People who have experienced or witnessed terrifying events often have memories and flashbacks that trigger bouts of anxiety and fear. These events include physical or sexual assaults, serious accidents, military combat, or natural disasters such as severe earthquakes and tsunamis. With time and proper care, many people get better; the bouts of anxiety and fear reduce and they adjust to daily life.
For some people, however, these flashbacks get worse. The person has uncontrollable thoughts about the traumatic event, causing severe anxiety and fear. They are unable to carry on with daily function. Such people suffer from Post-Traumatic Stress Disorder (PTSD). For instance, if someone has been in a near-fatal road accident, they may have vivid recollections of the accident from time to time. These recollections are very real and the person feels like the accident is happening at that very moment. These flashbacks trigger severe bouts of fear and anxiety.
People with PTSD experience severe anxiety and fear. The most common signs of PTSD are:
Reliving the event:The person has nightmares and vivid flashbacks of the traumatic event, which makes them relive the trauma. This can lead to intense physical reactions such as sweating, palpitations, nausea and panic attacks.
Avoidance:The person tends to avoid conversations, places and situations that are associated with the traumatic event, fearing the distressing memories they may trigger.
Being on the edge:The person is constantly alert and always on the lookout for danger even in safe environments. They have trouble sleeping and are easily startled.
Becoming emotionally detached: The person grows distant from friends and family and loses interest in activities that they once enjoyed.
People with PTSD also tend to develop other mental health issues such as depression, severe anxiety, substance abuse, and in some cases, even suicidal feelings. If you notice these symptoms in someone you know, you should talk to them about the disorder and suggest that they seek professional help.
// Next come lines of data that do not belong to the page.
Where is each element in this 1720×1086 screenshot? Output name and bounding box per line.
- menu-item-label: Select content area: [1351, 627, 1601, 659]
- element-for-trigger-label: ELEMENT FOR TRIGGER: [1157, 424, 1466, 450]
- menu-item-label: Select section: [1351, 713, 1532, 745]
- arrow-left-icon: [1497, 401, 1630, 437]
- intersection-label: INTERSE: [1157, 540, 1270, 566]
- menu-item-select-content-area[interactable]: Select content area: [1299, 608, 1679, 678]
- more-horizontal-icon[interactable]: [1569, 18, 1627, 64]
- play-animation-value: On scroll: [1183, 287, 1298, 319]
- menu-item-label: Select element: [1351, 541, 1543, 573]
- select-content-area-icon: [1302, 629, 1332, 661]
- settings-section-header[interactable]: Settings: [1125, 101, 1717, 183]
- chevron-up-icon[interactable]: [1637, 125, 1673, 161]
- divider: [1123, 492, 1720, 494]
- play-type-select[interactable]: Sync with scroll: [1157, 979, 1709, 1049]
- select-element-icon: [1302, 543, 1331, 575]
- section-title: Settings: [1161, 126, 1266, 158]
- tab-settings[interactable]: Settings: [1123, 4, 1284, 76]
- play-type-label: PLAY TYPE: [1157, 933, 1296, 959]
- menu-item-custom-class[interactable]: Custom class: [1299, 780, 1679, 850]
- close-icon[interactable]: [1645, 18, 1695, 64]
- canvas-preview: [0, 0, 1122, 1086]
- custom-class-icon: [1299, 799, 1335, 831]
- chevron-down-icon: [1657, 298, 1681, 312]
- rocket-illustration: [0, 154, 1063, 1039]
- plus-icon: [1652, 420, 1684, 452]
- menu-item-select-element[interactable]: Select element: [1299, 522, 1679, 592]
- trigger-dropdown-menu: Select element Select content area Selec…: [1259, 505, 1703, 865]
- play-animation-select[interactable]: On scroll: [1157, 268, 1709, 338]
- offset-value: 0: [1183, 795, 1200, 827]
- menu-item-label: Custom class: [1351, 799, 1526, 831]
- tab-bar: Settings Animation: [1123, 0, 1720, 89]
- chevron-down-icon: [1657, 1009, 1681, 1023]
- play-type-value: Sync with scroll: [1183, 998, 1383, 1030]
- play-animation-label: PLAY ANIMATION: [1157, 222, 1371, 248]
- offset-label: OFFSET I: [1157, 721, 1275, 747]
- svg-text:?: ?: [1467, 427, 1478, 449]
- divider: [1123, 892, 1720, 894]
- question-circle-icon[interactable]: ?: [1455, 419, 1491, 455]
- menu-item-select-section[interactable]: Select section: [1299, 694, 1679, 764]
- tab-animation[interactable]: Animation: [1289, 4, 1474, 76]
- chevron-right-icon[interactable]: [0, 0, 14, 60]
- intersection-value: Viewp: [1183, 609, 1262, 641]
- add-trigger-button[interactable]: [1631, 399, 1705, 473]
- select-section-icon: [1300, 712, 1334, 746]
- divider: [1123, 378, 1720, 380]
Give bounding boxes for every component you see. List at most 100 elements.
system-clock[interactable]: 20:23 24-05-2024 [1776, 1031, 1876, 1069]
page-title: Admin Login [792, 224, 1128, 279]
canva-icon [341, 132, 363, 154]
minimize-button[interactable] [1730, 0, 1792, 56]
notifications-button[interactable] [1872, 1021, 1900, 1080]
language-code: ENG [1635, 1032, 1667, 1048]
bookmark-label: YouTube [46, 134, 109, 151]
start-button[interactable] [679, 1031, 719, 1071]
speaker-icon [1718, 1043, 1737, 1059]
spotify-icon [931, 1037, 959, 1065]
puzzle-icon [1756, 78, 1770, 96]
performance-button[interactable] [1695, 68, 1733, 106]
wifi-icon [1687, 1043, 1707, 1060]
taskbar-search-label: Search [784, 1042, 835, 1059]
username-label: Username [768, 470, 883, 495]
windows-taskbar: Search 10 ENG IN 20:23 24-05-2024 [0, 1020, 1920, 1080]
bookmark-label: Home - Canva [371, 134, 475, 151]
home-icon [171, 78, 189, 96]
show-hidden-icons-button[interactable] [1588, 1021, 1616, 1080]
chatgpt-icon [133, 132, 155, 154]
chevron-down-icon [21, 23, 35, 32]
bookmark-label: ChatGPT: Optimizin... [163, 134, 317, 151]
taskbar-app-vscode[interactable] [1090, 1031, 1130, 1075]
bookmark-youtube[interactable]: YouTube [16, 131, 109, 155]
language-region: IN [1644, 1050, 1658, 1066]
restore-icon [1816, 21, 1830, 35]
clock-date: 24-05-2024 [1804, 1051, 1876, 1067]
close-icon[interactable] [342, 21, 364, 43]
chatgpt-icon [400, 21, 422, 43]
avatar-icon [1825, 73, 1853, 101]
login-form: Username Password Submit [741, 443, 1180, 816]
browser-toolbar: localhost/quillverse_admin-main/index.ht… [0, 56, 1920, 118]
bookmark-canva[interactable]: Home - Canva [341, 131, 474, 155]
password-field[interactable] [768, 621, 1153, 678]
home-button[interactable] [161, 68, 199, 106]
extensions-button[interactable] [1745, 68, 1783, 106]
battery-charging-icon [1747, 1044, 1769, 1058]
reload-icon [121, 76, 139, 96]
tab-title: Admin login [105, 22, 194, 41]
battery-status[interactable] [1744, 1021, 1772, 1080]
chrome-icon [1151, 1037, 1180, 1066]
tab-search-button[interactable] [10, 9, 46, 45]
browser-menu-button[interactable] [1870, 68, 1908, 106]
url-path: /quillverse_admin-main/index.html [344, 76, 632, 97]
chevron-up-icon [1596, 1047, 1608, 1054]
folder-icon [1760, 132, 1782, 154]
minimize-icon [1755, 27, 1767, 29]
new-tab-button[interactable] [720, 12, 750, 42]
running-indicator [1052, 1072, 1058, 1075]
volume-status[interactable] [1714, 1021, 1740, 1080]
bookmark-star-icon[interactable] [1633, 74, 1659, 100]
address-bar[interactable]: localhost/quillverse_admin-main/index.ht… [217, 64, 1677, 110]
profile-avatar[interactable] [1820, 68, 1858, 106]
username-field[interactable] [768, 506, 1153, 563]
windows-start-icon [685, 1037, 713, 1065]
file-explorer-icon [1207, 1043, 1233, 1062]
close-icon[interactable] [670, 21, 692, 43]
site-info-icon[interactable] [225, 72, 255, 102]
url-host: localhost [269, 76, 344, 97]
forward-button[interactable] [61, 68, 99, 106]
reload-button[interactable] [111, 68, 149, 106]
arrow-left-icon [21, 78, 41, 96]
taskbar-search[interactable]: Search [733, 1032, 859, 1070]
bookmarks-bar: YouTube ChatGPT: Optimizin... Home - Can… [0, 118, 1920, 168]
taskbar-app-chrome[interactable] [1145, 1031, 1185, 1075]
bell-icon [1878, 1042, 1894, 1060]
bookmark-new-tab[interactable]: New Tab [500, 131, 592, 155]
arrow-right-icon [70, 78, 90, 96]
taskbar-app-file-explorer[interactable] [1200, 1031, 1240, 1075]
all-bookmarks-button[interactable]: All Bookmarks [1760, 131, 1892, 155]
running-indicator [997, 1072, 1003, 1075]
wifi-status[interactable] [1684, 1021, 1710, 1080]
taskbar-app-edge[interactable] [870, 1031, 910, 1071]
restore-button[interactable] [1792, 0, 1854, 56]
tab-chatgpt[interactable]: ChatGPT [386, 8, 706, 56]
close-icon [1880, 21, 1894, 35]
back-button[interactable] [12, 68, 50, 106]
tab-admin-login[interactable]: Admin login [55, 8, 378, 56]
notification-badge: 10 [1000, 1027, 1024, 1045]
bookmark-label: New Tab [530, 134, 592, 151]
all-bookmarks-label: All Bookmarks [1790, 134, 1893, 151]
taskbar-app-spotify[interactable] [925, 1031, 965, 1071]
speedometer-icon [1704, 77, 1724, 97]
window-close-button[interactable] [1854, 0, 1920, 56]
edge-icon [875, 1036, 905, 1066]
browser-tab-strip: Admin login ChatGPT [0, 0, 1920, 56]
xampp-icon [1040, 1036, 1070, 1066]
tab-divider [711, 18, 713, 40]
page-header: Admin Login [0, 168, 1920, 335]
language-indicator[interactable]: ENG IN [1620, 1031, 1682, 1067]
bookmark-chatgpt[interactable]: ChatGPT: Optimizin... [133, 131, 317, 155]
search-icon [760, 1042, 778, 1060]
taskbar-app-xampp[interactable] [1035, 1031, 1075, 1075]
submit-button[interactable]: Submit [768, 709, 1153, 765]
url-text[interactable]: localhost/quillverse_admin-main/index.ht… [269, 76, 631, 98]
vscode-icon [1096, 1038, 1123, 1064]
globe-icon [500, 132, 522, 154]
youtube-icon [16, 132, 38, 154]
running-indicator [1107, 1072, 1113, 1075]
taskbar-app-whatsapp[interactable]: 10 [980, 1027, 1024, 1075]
Anyone who has experienced or witnessed an event that is life-threatening, physically or sexually violent, may develop PTSD. People who are born with a high risk of anxiety or depression are more susceptible. The severity and duration of the trauma one has faced can also be a factor. In some cases, the chances are influenced by the manner in which the brain handles stress. There is no single factor that causes PTSD, and it is normally due to a complex set of reasons.
It is normal to experience symptoms of PTSD immediately after a traumatic event. Most people overcome the distress with the help of family and friends, and are able to move on. However, if the symptoms persist for a long time after the event, then you must see a mental health professional. Treatment of PTSD primarily focuses on therapy, mainly cognitive behavioral therapy (CBT) and exposure therapy. Here the person is made to face the thoughts about the traumatic event; these are thoughts that the person normally tries to avoid because of the distress they cause. Repeated exposure to these thoughts reduces the distress that they may cause. PTSD medication is prescribed to help deal with depression and anxiety, and for people who have trouble sleeping.
People with PTSD require a lot of support and patience; it is important that you understand that emotional withdrawal is part of PTSD. Educating yourself about the disorder will give you more perspective on what the sufferer is going through. Offer to attend appointments with a mental health professional; this is both a show of support and means of understanding the disorder better. Moreover, you should encourage them to seek professional help, although it is important that you are not pushy and give them enough space.
If you have symptoms of PTSD, you should meet a mental health professional at the earliest. Treatments are highly effective and the sooner you seek help, the faster your recovery will be. Talking to people close to you, or people with the same problems, can help a great deal in easing the trauma. Maintaining a healthy routine with enough rest, exercise and a healthy diet, can help reduce anxiety.